Emerge così in modo chiaro quale sia il ruolo che l’ordinamento assegna a coloro che sono chiamati a gestire questi cespiti: restituire alla comunità, in tempi accettabili e nelle migliori condizioni possibili, i patrimoni illecitamente accumulati, contribuendo in tal modo a un retto sviluppo sociale ed economico. D’altronde, come ha affermato il Procuratore nazionale antimafia Pietro Grasso, «un bene che non si può utilizzare, non completa fino in fondo la funzione della confisca e cioè l'utilizzo di quel bene». Solo così sequestro e confisca possono diventare – invece di mere sanzioni destinate a disperdere cespiti potenzialmente produttivi – occasione e fonte di sviluppo, per creare occupazione e servizi.
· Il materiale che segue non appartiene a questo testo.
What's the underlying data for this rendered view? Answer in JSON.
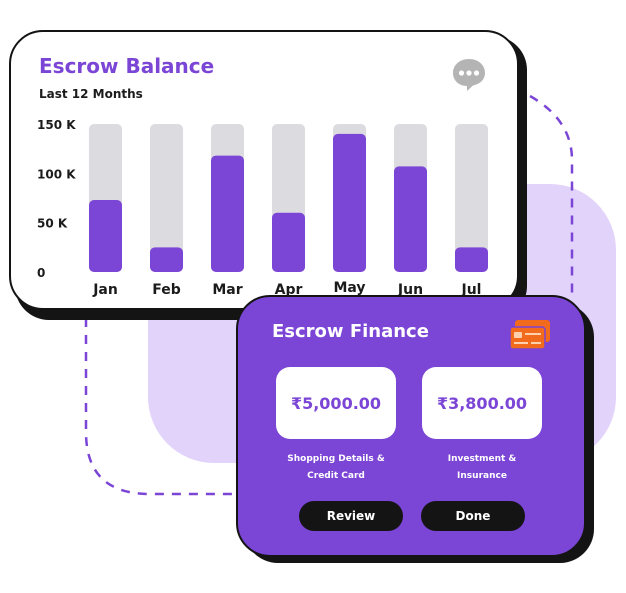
{
  "balance_card": {
    "title": "Escrow Balance",
    "subtitle": "Last 12 Months",
    "chat_icon": "chat-bubble-icon"
  },
  "chart_data": {
    "type": "bar",
    "title": "Escrow Balance",
    "subtitle": "Last 12 Months",
    "categories": [
      "Jan",
      "Feb",
      "Mar",
      "Apr",
      "May",
      "Jun",
      "Jul"
    ],
    "values": [
      73,
      25,
      118,
      60,
      140,
      107,
      25
    ],
    "ylim": [
      0,
      150
    ],
    "yticks": [
      0,
      50,
      100,
      150
    ],
    "ytick_labels": [
      "0",
      "50 K",
      "100 K",
      "150 K"
    ],
    "bar_color": "#7b45d6",
    "track_color": "#dcdce0",
    "grid": false
  },
  "finance_card": {
    "title": "Escrow Finance",
    "card_icon": "credit-card-icon",
    "amounts": [
      {
        "value": "₹5,000.00",
        "label_line1": "Shopping Details &",
        "label_line2": "Credit Card"
      },
      {
        "value": "₹3,800.00",
        "label_line1": "Investment &",
        "label_line2": "Insurance"
      }
    ],
    "review_label": "Review",
    "done_label": "Done"
  },
  "colors": {
    "accent": "#7b45d6",
    "lilac": "#e2d3fb",
    "dark": "#141414",
    "icon_orange": "#f26b1d"
  }
}
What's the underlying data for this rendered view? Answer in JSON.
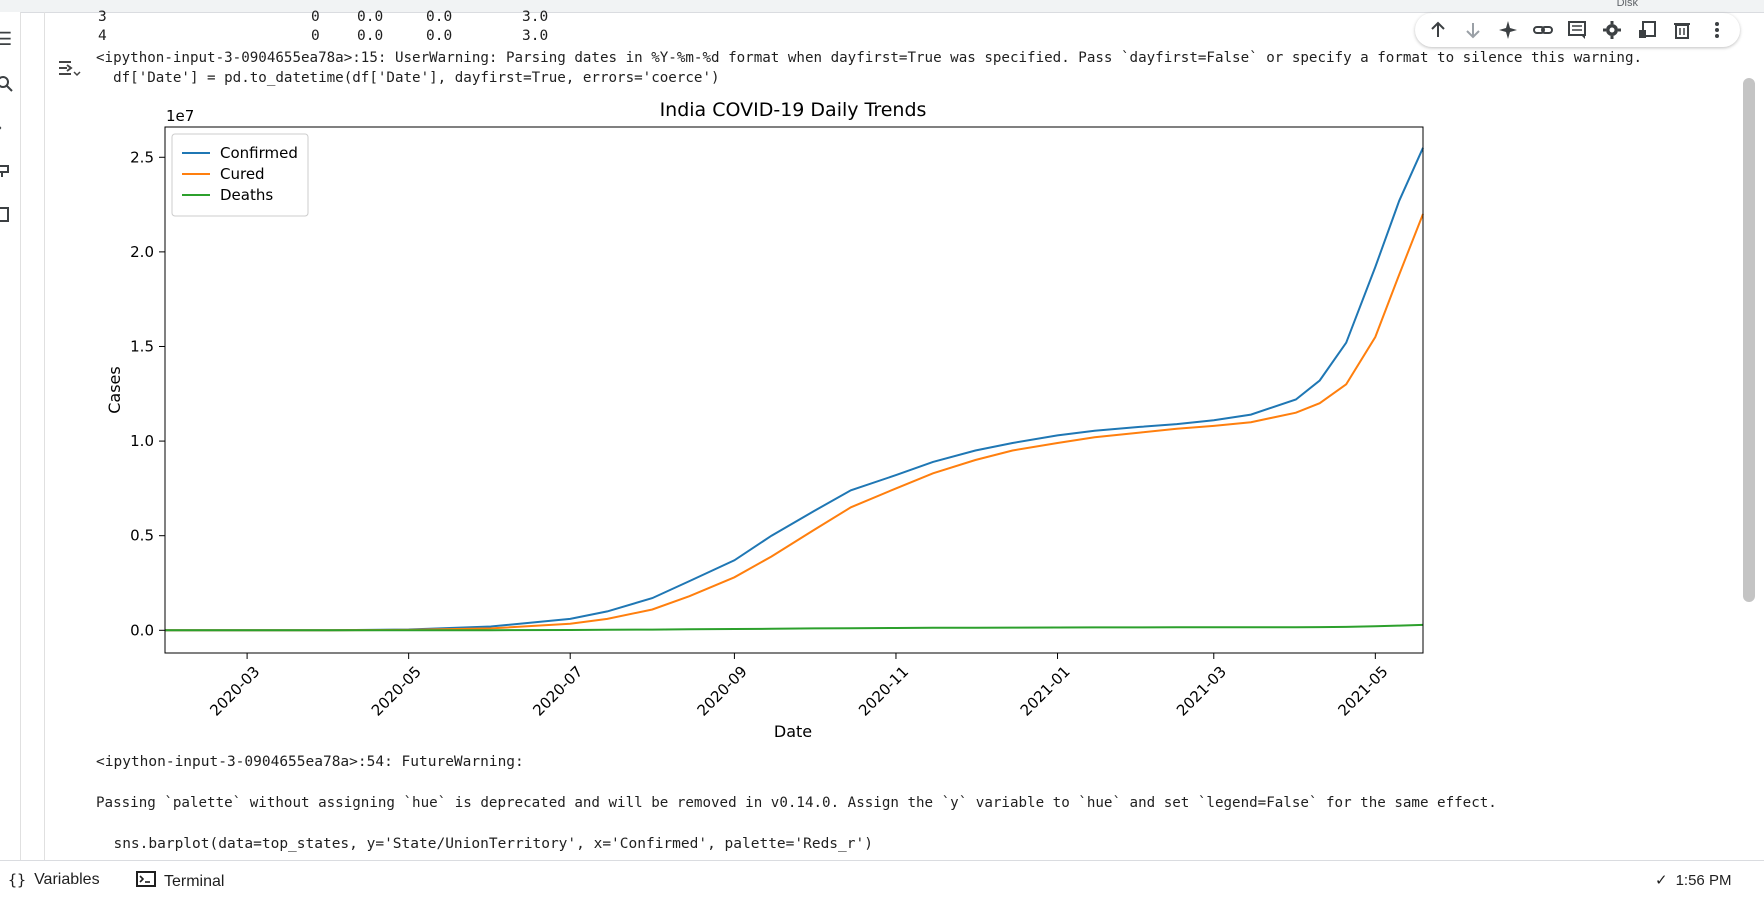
{
  "topbar": {
    "disk_label": "Disk"
  },
  "table_rows": [
    {
      "index": "3",
      "c1": "0",
      "c2": "0.0",
      "c3": "0.0",
      "c4": "3.0"
    },
    {
      "index": "4",
      "c1": "0",
      "c2": "0.0",
      "c3": "0.0",
      "c4": "3.0"
    }
  ],
  "warning1": {
    "line1": "<ipython-input-3-0904655ea78a>:15: UserWarning: Parsing dates in %Y-%m-%d format when dayfirst=True was specified. Pass `dayfirst=False` or specify a format to silence this warning.",
    "line2": "  df['Date'] = pd.to_datetime(df['Date'], dayfirst=True, errors='coerce')"
  },
  "warning2": {
    "line1": "<ipython-input-3-0904655ea78a>:54: FutureWarning:",
    "line2": "Passing `palette` without assigning `hue` is deprecated and will be removed in v0.14.0. Assign the `y` variable to `hue` and set `legend=False` for the same effect.",
    "line3": "  sns.barplot(data=top_states, y='State/UnionTerritory', x='Confirmed', palette='Reds_r')"
  },
  "bottombar": {
    "variables_label": "Variables",
    "terminal_label": "Terminal",
    "time": "1:56 PM"
  },
  "icons": {
    "toolbar": [
      "arrow-up-icon",
      "arrow-down-icon",
      "sparkle-icon",
      "link-icon",
      "comment-icon",
      "gear-icon",
      "mirror-cell-icon",
      "trash-icon",
      "more-vert-icon"
    ]
  },
  "chart_data": {
    "type": "line",
    "title": "India COVID-19 Daily Trends",
    "xlabel": "Date",
    "ylabel": "Cases",
    "y_multiplier_label": "1e7",
    "xlim": [
      "2020-01-30",
      "2021-05-19"
    ],
    "ylim": [
      -0.12,
      2.66
    ],
    "x_ticks": [
      "2020-03",
      "2020-05",
      "2020-07",
      "2020-09",
      "2020-11",
      "2021-01",
      "2021-03",
      "2021-05"
    ],
    "y_ticks": [
      0.0,
      0.5,
      1.0,
      1.5,
      2.0,
      2.5
    ],
    "y_tick_labels": [
      "0.0",
      "0.5",
      "1.0",
      "1.5",
      "2.0",
      "2.5"
    ],
    "legend_position": "top-left",
    "x": [
      "2020-01-30",
      "2020-03-01",
      "2020-04-01",
      "2020-05-01",
      "2020-06-01",
      "2020-07-01",
      "2020-07-15",
      "2020-08-01",
      "2020-08-15",
      "2020-09-01",
      "2020-09-15",
      "2020-10-01",
      "2020-10-15",
      "2020-11-01",
      "2020-11-15",
      "2020-12-01",
      "2020-12-15",
      "2021-01-01",
      "2021-01-15",
      "2021-02-01",
      "2021-02-15",
      "2021-03-01",
      "2021-03-15",
      "2021-04-01",
      "2021-04-10",
      "2021-04-20",
      "2021-05-01",
      "2021-05-10",
      "2021-05-19"
    ],
    "series": [
      {
        "name": "Confirmed",
        "color": "#1f77b4",
        "values": [
          0.0,
          0.0,
          0.0,
          0.004,
          0.02,
          0.06,
          0.1,
          0.17,
          0.26,
          0.37,
          0.5,
          0.63,
          0.74,
          0.82,
          0.89,
          0.95,
          0.99,
          1.03,
          1.055,
          1.075,
          1.09,
          1.11,
          1.14,
          1.22,
          1.32,
          1.52,
          1.92,
          2.27,
          2.55
        ]
      },
      {
        "name": "Cured",
        "color": "#ff7f0e",
        "values": [
          0.0,
          0.0,
          0.0,
          0.002,
          0.01,
          0.035,
          0.06,
          0.11,
          0.18,
          0.28,
          0.39,
          0.53,
          0.65,
          0.75,
          0.83,
          0.9,
          0.95,
          0.99,
          1.02,
          1.045,
          1.065,
          1.08,
          1.1,
          1.15,
          1.2,
          1.3,
          1.55,
          1.88,
          2.2
        ]
      },
      {
        "name": "Deaths",
        "color": "#2ca02c",
        "values": [
          0.0,
          0.0,
          0.0,
          0.0,
          0.0005,
          0.0017,
          0.0025,
          0.0037,
          0.005,
          0.0066,
          0.008,
          0.01,
          0.0112,
          0.0123,
          0.013,
          0.0138,
          0.0144,
          0.0149,
          0.0152,
          0.0155,
          0.0156,
          0.0157,
          0.0159,
          0.0163,
          0.0168,
          0.0178,
          0.0212,
          0.0249,
          0.0283
        ]
      }
    ]
  }
}
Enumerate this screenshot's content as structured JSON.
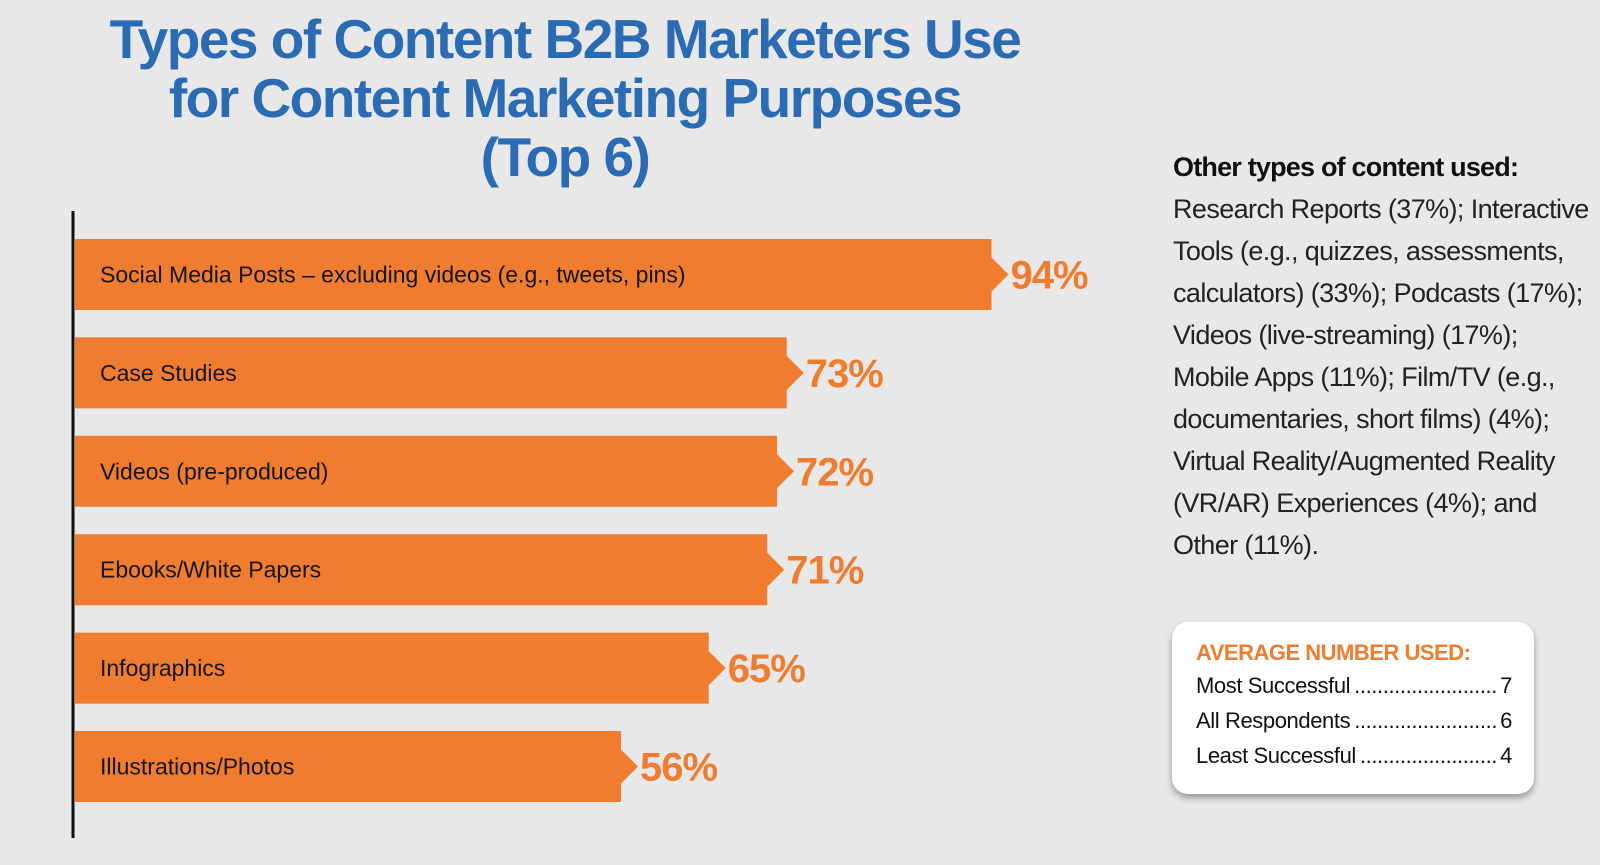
{
  "title": {
    "line1": "Types of Content B2B Marketers Use",
    "line2": "for Content Marketing Purposes",
    "line3": "(Top 6)"
  },
  "colors": {
    "title": "#2b6bb3",
    "bar": "#f07c2f",
    "value_label": "#f07c2f",
    "axis": "#111111",
    "background": "#e8e8e8"
  },
  "chart_data": {
    "type": "bar",
    "orientation": "horizontal",
    "title": "Types of Content B2B Marketers Use for Content Marketing Purposes (Top 6)",
    "categories": [
      "Social Media Posts – excluding videos (e.g., tweets, pins)",
      "Case Studies",
      "Videos (pre-produced)",
      "Ebooks/White Papers",
      "Infographics",
      "Illustrations/Photos"
    ],
    "values": [
      94,
      73,
      72,
      71,
      65,
      56
    ],
    "value_labels": [
      "94%",
      "73%",
      "72%",
      "71%",
      "65%",
      "56%"
    ],
    "unit": "%",
    "xlim": [
      0,
      100
    ],
    "grid": false,
    "legend": "none"
  },
  "other_types": {
    "heading": "Other types of content used:",
    "lines": [
      "Research Reports (37%); Interactive",
      "Tools (e.g., quizzes, assessments,",
      "calculators) (33%); Podcasts (17%);",
      "Videos (live-streaming) (17%);",
      "Mobile Apps (11%); Film/TV (e.g.,",
      "documentaries, short films) (4%);",
      "Virtual Reality/Augmented Reality",
      "(VR/AR) Experiences (4%); and",
      "Other (11%)."
    ]
  },
  "average_box": {
    "title": "AVERAGE NUMBER USED:",
    "rows": [
      {
        "label": "Most Successful",
        "value": "7"
      },
      {
        "label": "All Respondents",
        "value": "6"
      },
      {
        "label": "Least Successful",
        "value": "4"
      }
    ]
  }
}
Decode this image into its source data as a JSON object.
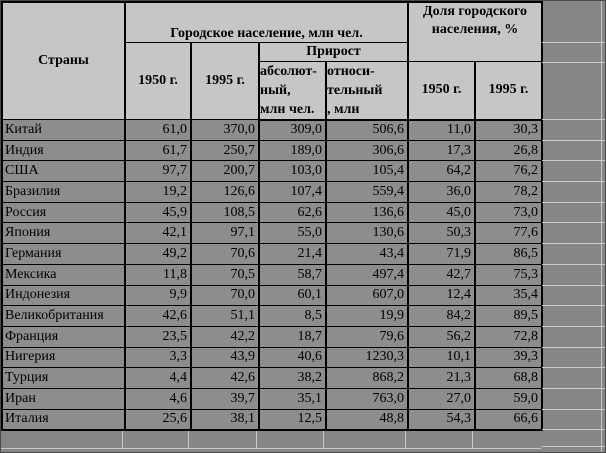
{
  "colors": {
    "header_cell_bg": "#c6c6c6",
    "data_cell_bg": "#8d8d8d",
    "outside_bg": "#868686",
    "table_border": "#000000",
    "outside_gridline": "#c9c9c9",
    "text": "#000000"
  },
  "header": {
    "countries": "Страны",
    "urban_population": "Городское население, млн чел.",
    "growth": "Прирост",
    "growth_absolute": "абсолют-\nный,\nмлн чел.",
    "growth_relative": "относи-\nтельный\n, млн",
    "share": "Доля городского\nнаселения, %",
    "year_1950": "1950 г.",
    "year_1995": "1995 г."
  },
  "rows": [
    {
      "country": "Китай",
      "pop_1950": "61,0",
      "pop_1995": "370,0",
      "growth_abs": "309,0",
      "growth_rel": "506,6",
      "share_1950": "11,0",
      "share_1995": "30,3"
    },
    {
      "country": "Индия",
      "pop_1950": "61,7",
      "pop_1995": "250,7",
      "growth_abs": "189,0",
      "growth_rel": "306,6",
      "share_1950": "17,3",
      "share_1995": "26,8"
    },
    {
      "country": "США",
      "pop_1950": "97,7",
      "pop_1995": "200,7",
      "growth_abs": "103,0",
      "growth_rel": "105,4",
      "share_1950": "64,2",
      "share_1995": "76,2"
    },
    {
      "country": "Бразилия",
      "pop_1950": "19,2",
      "pop_1995": "126,6",
      "growth_abs": "107,4",
      "growth_rel": "559,4",
      "share_1950": "36,0",
      "share_1995": "78,2"
    },
    {
      "country": "Россия",
      "pop_1950": "45,9",
      "pop_1995": "108,5",
      "growth_abs": "62,6",
      "growth_rel": "136,6",
      "share_1950": "45,0",
      "share_1995": "73,0"
    },
    {
      "country": "Япония",
      "pop_1950": "42,1",
      "pop_1995": "97,1",
      "growth_abs": "55,0",
      "growth_rel": "130,6",
      "share_1950": "50,3",
      "share_1995": "77,6"
    },
    {
      "country": "Германия",
      "pop_1950": "49,2",
      "pop_1995": "70,6",
      "growth_abs": "21,4",
      "growth_rel": "43,4",
      "share_1950": "71,9",
      "share_1995": "86,5"
    },
    {
      "country": "Мексика",
      "pop_1950": "11,8",
      "pop_1995": "70,5",
      "growth_abs": "58,7",
      "growth_rel": "497,4",
      "share_1950": "42,7",
      "share_1995": "75,3"
    },
    {
      "country": "Индонезия",
      "pop_1950": "9,9",
      "pop_1995": "70,0",
      "growth_abs": "60,1",
      "growth_rel": "607,0",
      "share_1950": "12,4",
      "share_1995": "35,4"
    },
    {
      "country": "Великобритания",
      "pop_1950": "42,6",
      "pop_1995": "51,1",
      "growth_abs": "8,5",
      "growth_rel": "19,9",
      "share_1950": "84,2",
      "share_1995": "89,5"
    },
    {
      "country": "Франция",
      "pop_1950": "23,5",
      "pop_1995": "42,2",
      "growth_abs": "18,7",
      "growth_rel": "79,6",
      "share_1950": "56,2",
      "share_1995": "72,8"
    },
    {
      "country": "Нигерия",
      "pop_1950": "3,3",
      "pop_1995": "43,9",
      "growth_abs": "40,6",
      "growth_rel": "1230,3",
      "share_1950": "10,1",
      "share_1995": "39,3"
    },
    {
      "country": "Турция",
      "pop_1950": "4,4",
      "pop_1995": "42,6",
      "growth_abs": "38,2",
      "growth_rel": "868,2",
      "share_1950": "21,3",
      "share_1995": "68,8"
    },
    {
      "country": "Иран",
      "pop_1950": "4,6",
      "pop_1995": "39,7",
      "growth_abs": "35,1",
      "growth_rel": "763,0",
      "share_1950": "27,0",
      "share_1995": "59,0"
    },
    {
      "country": "Италия",
      "pop_1950": "25,6",
      "pop_1995": "38,1",
      "growth_abs": "12,5",
      "growth_rel": "48,8",
      "share_1950": "54,3",
      "share_1995": "66,6"
    }
  ]
}
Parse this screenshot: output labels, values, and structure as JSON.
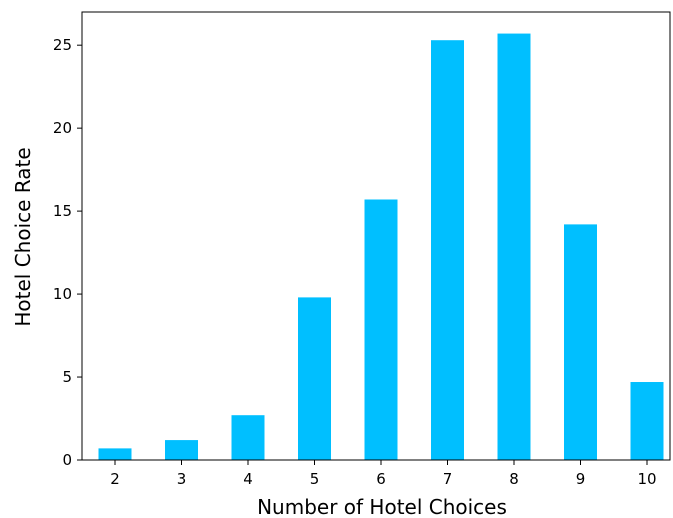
{
  "chart_data": {
    "type": "bar",
    "title": "",
    "xlabel": "Number of Hotel Choices",
    "ylabel": "Hotel Choice Rate",
    "categories": [
      "2",
      "3",
      "4",
      "5",
      "6",
      "7",
      "8",
      "9",
      "10"
    ],
    "values": [
      0.7,
      1.2,
      2.7,
      9.8,
      15.7,
      25.3,
      25.7,
      14.2,
      4.7
    ],
    "ylim": [
      0,
      27
    ],
    "yticks": [
      0,
      5,
      10,
      15,
      20,
      25
    ],
    "grid": false,
    "legend": "none",
    "bar_color": "#00BFFF"
  }
}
L’intreccio tra mafie e impresa nel Nord Italia è un fenomeno da combattere a vari livelli e con strumenti molteplici. Il Corso di alta formazione per Amministratori giudiziari di aziende e beni sequestrati e confiscati vuole contribuire a creare le condizioni perché questo obiettivo possa essere raggiunto: formando amministratori giudiziari capaci di prestazioni manageriali di eccellenza e pienamente avvertiti del valore “profittevole” della legalità, in grado, dopo una opportuna azione di “bonifica” ad esempio in qualità di commissari giudiziali ai sensi dell’art. 15 d.lgs. 231/01, di restituire le aziende e i beni inquinati da infiltrazioni criminali alle normali dinamiche di mercato e al capitale sociale della comunità. La tavola rotonda del 18 ottobre, quale momento inaugurale del Corso, ha inteso far luce proprio su questa dinamica complessa tra economia, organizzazioni criminali e strumenti patrimoniali di contrasto.

Nel corso dell’incontro, inoltre, è stato firmato un protocollo d’intesa tra l’Università Cattolica del Sacro Cuore e l’Agenzia nazionale per l’amministrazione e la destinazione dei beni sequestrati e confiscati alla criminalità organizzata per lo svolgimento delle attività didattico-formative del corso.